CMS and the OIG finalized changes to the AKS regulations and Stark regulations, published today. The HHS press release describes the changes as follows:
The CMS rule creates two new exceptions to the physician self-referral law, which prohibits a physician from referring Medicare patients for certain designated health services (DHS) to entities with which the physician has a financial relationship, unless an exception applies. The law also prohibits the health care entity from billing for Medicare services that are furnished as a result of a prohibited referral.

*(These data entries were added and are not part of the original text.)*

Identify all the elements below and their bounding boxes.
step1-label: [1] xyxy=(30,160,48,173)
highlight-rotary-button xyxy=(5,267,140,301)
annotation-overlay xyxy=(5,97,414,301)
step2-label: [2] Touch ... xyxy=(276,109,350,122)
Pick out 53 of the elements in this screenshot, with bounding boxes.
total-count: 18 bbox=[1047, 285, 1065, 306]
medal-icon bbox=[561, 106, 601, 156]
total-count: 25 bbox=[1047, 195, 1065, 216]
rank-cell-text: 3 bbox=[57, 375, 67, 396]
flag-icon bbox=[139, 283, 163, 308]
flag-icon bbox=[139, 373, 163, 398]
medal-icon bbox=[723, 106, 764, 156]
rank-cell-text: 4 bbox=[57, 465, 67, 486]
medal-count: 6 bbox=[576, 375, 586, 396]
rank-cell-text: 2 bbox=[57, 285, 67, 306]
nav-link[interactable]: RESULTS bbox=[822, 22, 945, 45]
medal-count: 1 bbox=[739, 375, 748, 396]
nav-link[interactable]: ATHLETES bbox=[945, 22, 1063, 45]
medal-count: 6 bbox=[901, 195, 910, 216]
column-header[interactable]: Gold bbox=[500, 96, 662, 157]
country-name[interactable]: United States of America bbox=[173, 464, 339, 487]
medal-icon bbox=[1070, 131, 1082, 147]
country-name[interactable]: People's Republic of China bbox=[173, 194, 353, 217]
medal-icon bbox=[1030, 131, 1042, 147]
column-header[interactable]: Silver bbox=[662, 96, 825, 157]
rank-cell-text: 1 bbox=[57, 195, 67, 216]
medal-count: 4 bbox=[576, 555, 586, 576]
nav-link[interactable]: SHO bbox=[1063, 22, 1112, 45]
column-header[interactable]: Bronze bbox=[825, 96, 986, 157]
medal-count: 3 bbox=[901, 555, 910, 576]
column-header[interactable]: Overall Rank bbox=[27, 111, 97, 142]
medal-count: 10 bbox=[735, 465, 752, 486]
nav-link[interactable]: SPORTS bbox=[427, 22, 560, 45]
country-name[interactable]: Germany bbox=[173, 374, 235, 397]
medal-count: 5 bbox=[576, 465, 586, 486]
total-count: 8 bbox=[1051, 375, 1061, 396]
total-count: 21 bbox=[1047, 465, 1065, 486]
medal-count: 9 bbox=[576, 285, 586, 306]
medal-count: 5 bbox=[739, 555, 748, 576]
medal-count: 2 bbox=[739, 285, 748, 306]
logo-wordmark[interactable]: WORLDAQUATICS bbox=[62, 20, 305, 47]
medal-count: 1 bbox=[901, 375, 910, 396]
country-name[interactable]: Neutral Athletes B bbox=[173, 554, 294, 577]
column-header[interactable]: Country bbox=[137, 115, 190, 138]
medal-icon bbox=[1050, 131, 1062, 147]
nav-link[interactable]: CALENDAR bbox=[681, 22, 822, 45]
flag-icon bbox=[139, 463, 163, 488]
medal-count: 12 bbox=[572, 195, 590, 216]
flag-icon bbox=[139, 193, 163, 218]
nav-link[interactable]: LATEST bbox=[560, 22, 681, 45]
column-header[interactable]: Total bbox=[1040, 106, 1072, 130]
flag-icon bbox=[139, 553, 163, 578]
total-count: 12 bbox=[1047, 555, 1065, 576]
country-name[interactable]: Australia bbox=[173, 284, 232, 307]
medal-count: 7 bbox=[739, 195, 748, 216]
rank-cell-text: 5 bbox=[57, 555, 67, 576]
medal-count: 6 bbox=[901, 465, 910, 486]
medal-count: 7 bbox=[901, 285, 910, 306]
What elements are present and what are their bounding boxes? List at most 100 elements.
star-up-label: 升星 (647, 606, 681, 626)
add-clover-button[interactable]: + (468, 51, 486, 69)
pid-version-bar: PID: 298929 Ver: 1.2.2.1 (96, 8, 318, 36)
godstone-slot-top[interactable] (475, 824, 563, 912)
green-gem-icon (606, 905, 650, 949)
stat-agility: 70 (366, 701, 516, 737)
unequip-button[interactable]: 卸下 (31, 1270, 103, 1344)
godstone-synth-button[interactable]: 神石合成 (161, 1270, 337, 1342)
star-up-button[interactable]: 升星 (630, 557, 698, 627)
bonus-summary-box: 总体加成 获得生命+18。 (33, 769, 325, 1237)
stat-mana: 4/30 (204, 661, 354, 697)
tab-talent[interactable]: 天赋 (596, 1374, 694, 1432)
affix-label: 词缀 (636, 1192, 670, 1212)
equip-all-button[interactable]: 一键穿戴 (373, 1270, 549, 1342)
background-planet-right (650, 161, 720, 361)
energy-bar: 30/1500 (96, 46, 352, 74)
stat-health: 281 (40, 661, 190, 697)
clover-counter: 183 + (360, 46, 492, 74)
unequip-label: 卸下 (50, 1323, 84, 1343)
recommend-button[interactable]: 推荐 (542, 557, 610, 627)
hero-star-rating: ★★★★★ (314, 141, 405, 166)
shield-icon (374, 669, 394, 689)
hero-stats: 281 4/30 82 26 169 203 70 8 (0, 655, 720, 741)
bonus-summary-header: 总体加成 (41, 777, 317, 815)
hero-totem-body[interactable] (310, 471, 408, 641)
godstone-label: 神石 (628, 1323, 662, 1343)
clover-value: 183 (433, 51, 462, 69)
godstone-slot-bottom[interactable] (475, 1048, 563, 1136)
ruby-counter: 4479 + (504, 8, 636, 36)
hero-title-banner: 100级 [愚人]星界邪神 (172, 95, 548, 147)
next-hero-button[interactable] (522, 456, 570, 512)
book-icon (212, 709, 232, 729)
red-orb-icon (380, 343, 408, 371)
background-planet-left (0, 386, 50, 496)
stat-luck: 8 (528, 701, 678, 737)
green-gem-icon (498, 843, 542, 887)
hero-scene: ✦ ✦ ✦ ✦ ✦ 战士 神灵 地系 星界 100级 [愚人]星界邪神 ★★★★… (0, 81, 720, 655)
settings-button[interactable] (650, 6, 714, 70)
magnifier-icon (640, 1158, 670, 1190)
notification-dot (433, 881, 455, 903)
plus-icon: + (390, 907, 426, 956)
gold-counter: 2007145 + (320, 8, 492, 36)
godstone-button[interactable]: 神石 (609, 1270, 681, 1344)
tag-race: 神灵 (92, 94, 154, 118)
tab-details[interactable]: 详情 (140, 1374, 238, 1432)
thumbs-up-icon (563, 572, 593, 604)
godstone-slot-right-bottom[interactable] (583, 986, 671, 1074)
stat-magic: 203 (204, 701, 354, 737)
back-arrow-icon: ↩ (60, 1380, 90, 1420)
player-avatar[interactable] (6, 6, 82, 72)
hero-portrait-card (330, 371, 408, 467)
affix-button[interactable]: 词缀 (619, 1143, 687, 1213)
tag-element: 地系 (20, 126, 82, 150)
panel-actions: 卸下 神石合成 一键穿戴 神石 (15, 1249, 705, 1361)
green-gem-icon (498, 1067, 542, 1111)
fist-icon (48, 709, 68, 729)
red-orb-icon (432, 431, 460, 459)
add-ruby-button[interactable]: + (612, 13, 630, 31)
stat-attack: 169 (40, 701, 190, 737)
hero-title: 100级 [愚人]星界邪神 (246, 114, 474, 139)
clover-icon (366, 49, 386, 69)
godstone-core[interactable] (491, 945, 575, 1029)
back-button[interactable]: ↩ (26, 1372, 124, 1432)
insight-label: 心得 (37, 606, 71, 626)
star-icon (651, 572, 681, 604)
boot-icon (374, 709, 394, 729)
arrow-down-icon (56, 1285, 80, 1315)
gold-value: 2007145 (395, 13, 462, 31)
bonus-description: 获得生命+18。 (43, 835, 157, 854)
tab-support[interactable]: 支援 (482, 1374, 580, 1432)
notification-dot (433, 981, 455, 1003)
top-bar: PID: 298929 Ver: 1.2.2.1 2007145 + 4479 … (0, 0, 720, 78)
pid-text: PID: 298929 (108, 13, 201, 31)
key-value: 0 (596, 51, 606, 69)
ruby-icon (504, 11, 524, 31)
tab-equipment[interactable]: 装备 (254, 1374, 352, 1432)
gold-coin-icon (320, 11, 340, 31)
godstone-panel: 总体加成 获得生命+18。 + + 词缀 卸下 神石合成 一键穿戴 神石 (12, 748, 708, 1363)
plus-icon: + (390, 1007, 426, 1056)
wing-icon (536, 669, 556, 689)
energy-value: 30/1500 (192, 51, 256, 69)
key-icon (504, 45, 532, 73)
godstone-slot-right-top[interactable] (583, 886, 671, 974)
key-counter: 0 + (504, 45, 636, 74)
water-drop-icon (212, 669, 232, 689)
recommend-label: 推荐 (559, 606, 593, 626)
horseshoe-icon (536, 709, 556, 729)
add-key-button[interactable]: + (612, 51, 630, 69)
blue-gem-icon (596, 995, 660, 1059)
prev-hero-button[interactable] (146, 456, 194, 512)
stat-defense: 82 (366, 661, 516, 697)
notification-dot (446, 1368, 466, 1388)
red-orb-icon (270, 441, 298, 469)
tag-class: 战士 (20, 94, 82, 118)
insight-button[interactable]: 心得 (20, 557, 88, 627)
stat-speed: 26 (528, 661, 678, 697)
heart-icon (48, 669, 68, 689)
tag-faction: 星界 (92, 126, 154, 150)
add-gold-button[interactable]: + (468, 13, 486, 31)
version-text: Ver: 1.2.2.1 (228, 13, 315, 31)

Similar to the CMS rule, the OIG rule establishes two new safe harbors under the federal anti-kickback statute. Arrangements involving the provision of items and services that meet the requirements of the safe harbors are exempt from enforcement action under the federal anti-kickback statute related to electronic prescribing as well as electronic health records systems.
The rules finalize an exception and safe harbor for the provision of electronic health records information that is more expansive than the exception and safe harbor proposed by CMS and OIG on Oct. 11, 2005. The Medicare Prescription Drug, Improvement, and Modernization Act (MMA) mandated exception and safe harbor for arrangements involving the provision of electronic prescribing technology and services were finalized as proposed.
The exceptions and safe harbors establish the conditions under which:
1. Entities furnishing DHS (and certain other entities under the safe harbor) may donate to physicians (and certain other recipients under the safe harbor) interoperable electronic health records software, information technology and training services.
2. Hospitals and certain other entities may provide physicians (and certain other recipients under the safe harbor) with hardware, software, or information technology and training services necessary and used solely for electronic prescribing.
"These final rules will improve care by giving doctors and other health care providers needed support for interoperable health records that enable them to increase quality and improve efficiency," said CMS Administrator Mark B. McClellan, M.D., Ph.D. "Medicare plays a critical role in this important initiative, and we are committed to its success."
"These important regulations will help promote the adoption of essential health information technology while protecting the federal health care programs and beneficiaries from fraud and abuse," said HHS Inspector General Daniel Levinson.
The exception under the physician self-referral law for arrangements involving the donation of electronic health records technology will protect the provision of software or information technology and training services that are necessary and used predominantly to create, maintain, transmit or receive the electronic health records of the donor’s or physician’s patients.
The scope of donors and recipients under the final rules is considerably broader than in the proposed rules. Donations protected under the exception may be made to any physician by entities furnishing DHS. The exception requires compliance with criteria similar to those listed in the electronic prescribing exception, as well as additional criteria, such as those requiring cost sharing and selection of physician recipients of donated technology.
The corresponding OIG safe harbor is similar. However, consistent with underlying statutory differences, the safe harbor covers a broad array of providers, suppliers, practitioners and health plans when they provide electronic health records technology to physicians and others engaged in the delivery of health care.
Among other conditions, the final rules for arrangements involving the donation of electronic health records technology include a cost-sharing requirement. Recipients are required to pay 15 percent of the cost of the electronic health records technology items and services. In addition, consistent with the President’s goal of adoption of electronic health records technology by 2014, the exception and safe harbor protecting arrangements involving the donation of electronic health records will sunset on Dec. 31, 2013.